Children who worry a lot during the day can be encouraged to write down any worries that they have and post it in the box (younger children can draw their worries or have you write them down for them).

Using the worry box:

Once a day when you have enough time to explore it (for children who have trouble sleeping due to excessive worrying it may be useful to do it before their bedtime story, ensuring you have at least ten minutes to devote to it), open the box and review the worries.  Some children will want to write notes as a worry comes up, but for others it may work better to wait until ‘worry box time’ and take time to talk about their worries from the day.  If they are not yet able to write it themselves, help them to write each worry on a separate piece of note paper and post it in the box one at a time.  Encourage your child to talk about the worry, how they are feeling and help to empower them by discussing what they can do and strategies to cope with their worry.  Keep the worries in the box for you to ‘look after’ for them, so that they can have a night that is worry free.

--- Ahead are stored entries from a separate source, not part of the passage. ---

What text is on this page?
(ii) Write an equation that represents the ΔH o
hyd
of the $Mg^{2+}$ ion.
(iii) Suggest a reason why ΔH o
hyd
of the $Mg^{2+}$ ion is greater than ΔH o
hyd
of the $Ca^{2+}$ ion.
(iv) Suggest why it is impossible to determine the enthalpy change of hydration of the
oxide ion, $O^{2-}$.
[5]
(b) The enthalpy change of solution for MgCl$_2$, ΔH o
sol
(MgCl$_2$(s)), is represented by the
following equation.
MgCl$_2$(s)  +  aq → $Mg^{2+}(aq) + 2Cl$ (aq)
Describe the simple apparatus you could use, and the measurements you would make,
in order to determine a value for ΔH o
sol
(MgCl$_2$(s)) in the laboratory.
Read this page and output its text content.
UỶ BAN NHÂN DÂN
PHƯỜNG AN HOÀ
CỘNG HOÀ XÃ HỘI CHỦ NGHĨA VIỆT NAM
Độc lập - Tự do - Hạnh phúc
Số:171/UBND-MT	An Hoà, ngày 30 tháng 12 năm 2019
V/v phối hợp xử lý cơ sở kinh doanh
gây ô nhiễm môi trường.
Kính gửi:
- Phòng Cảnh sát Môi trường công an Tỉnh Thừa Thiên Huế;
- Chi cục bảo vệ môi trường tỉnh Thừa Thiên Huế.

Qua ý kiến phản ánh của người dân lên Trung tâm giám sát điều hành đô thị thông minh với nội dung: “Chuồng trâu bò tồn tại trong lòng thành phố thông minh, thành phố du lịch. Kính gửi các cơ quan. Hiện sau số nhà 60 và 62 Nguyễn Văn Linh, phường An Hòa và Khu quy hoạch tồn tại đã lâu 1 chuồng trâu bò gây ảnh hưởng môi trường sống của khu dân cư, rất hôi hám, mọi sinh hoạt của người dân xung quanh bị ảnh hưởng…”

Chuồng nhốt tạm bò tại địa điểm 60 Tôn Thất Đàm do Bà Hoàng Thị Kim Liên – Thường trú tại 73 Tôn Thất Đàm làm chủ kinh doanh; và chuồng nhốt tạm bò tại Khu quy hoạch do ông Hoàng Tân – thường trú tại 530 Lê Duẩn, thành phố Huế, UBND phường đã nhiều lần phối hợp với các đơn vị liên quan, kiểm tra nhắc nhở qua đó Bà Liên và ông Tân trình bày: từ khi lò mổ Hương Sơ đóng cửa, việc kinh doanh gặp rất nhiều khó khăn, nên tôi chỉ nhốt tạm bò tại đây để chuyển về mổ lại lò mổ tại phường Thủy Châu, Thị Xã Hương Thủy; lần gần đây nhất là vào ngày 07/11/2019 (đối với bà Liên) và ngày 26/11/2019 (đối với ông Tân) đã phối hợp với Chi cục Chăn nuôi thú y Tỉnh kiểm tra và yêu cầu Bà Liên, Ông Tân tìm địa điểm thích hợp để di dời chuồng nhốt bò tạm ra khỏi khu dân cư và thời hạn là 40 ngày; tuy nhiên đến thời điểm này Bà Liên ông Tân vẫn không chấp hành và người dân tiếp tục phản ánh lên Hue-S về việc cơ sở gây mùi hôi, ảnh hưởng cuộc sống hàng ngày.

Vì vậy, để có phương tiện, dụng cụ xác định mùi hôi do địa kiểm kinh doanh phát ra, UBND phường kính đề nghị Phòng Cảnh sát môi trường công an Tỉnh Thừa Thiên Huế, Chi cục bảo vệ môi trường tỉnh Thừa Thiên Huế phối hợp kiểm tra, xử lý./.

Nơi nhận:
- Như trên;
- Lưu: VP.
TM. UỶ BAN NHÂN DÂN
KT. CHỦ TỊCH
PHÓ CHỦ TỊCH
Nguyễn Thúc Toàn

The process of writing down worries helps the child to have a clearer idea of what they are worried about. It makes it easier for the child to talk about their worries later, and helps to give their anxiety a more manageable form.  Talking through what has been placed in the box on a regular basis helps the child to know that they will have a chance to talk about their worries, which then often free them up from thinking about them constantly because they know they will be discussed.  The worry box also helps children to name what is bothering them to an adult and makes the process of sharing initial worries a lot easier for them.  They also learn that adults are interested in their worries, no matter how trivial it seems to us, and they learn that it is ‘safe’ to share the worry with adults. Over time, your child may begin to learn better ways to manage his or her worries and to recognise that not all worries are overwhelming.  It is useful to end your discussion with visualising a nice, safe and relaxing place that they can imagine themselves in and use all five senses to imagine what it would be like to be there.  This helps to create a relaxing place to be before bedtime.

Worry Journal

This technique is suitable from age 3-10 and as children get much older and can express themselves well in writing, the more grown up ‘worry journal’ can be used.  Have your child choose and, if they want to, decorate a journal.  Each night encourage them to note down their top three worries/stressors for the day, and then to write down three good things that have happened.  The three good things can be as small as something that they enjoyed doing to something that they were really proud of.  The point is for them to express their stress and then find some positive thoughts to ease them to sleep. Older children can do this independently, and this tends to give them a sense of control over their anxious thoughts.

Small print:

  • Anxiety is a very complex issue.  I have tried to make a succinct summary of one technique for addressing one aspect of it.  This information should be read with this in mind.
  • Make sure that you give your child a lot of praise and attention for other areas of their life as it is important that they do not start to rely on ‘worry time’ as attention time as there will then be a vested interest for them to continue to have many worries.
  • In a small proportion of children, the worry box may exacerbate their anxiety.  If you are concerned that your child is extremely anxious and you worry that this may be the case, it may be useful to talk this through with a qualified practitioner prior to introducing it.
  • Some children will require other support such as the use of feeling (anxiety) thermometers, social stories and visualisation to help them to address their worries.
  • If you are very concerned, it is important to take your child to your GP or consult with a psychologist for further support.
  • It is important to note that anxiety can overlap with other difficulties; therefore if you are in doubt, this approach is not a substitute for talking to an appropriate mental health professional.
  • The worry box and worry journal work effectively when used consistently. If you are not able to consistently find 5-10 minutes per night to do this, then it might not be the right technique for you.